Die aufwendige Hofhaltung an den barocken Fürstenhöfen und die permanenten Kriegshandlungen zwangen die Fürsten und die sie stützende Bürokratie zur Erfindung immer neuer Geldquellen. So kam man in Frankreich auf die Fenstersteuer, nach der alle straßenseitig sichtbaren Fenster steuerpflichtig waren. An den deutschen Höfen erfand man ab der 2. Hälfte des 17. Jh. die Stempelsteuer, nach der Kalender und Spielkarten gegen Gebühr gestempelt sein mussten. Vor allem aber mussten die gesamte Korrespondenz mit Ämtern und alle Amtshandlungen auf gestempeltem Papier stattfinden. Eine Stempelsteuer verursachte auch die ersten Aufstände der Amerikaner gegen die Engländer, die letztendlich zur Unabhängigkeit führten. (WK)

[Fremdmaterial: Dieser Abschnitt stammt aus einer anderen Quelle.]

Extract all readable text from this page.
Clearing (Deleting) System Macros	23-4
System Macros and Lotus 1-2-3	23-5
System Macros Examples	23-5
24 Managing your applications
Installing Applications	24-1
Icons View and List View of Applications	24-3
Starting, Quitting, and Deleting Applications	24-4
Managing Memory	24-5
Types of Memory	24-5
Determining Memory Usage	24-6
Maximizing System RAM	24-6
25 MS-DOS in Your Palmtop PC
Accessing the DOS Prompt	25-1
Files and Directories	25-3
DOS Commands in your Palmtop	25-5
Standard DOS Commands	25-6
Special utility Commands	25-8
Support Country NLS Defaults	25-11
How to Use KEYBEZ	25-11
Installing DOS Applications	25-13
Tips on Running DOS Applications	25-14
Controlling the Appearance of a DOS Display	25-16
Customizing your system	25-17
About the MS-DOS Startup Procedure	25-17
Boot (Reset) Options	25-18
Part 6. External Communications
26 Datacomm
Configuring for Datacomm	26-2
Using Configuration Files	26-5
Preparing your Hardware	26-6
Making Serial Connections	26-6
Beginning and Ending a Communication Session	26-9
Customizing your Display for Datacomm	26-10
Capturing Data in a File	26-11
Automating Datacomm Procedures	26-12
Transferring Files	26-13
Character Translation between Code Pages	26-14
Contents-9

  1. Das denkt niemand in viel Jahren, / wie's jetzt geht auf bauren los; / wers nicht glaubt, der kanns erfahren; / dort und da bekommt mann stoss: / S' hilfft kein bitten, 's hilfft kein betten, / richt mit schelten à nicht viel: / auf die läng wirds mi noch nöthen, / das i durchgeh in der still.
  2. Ich verkauff eh holtz und eysen, / Wagen, pflug, und all mein Viech, / Eh ich mich lass so Callmeisen / lass ich haus und hoff in stich / wann à jeder narr kann sagen / gleich nur grad: ihr bauren! gebts! / ha! ha wo fehlts? mann muss eh fragen: / Bauern! sagts, woher das lebts?
  3. Was mann in der statt thut denka, / ist schon mehr als wie ein Mauth; / Mann Zielt recht auffs gelt verschenka, / wenn ich dran denk, schaurt ma d'haut: / bin dort schon in d'straff verfallen, / wie das ding mich immer schert! / Mein herr pfarra! sagt mirs Z'gfallen, / habt ihr nichts von stämpeln gehört?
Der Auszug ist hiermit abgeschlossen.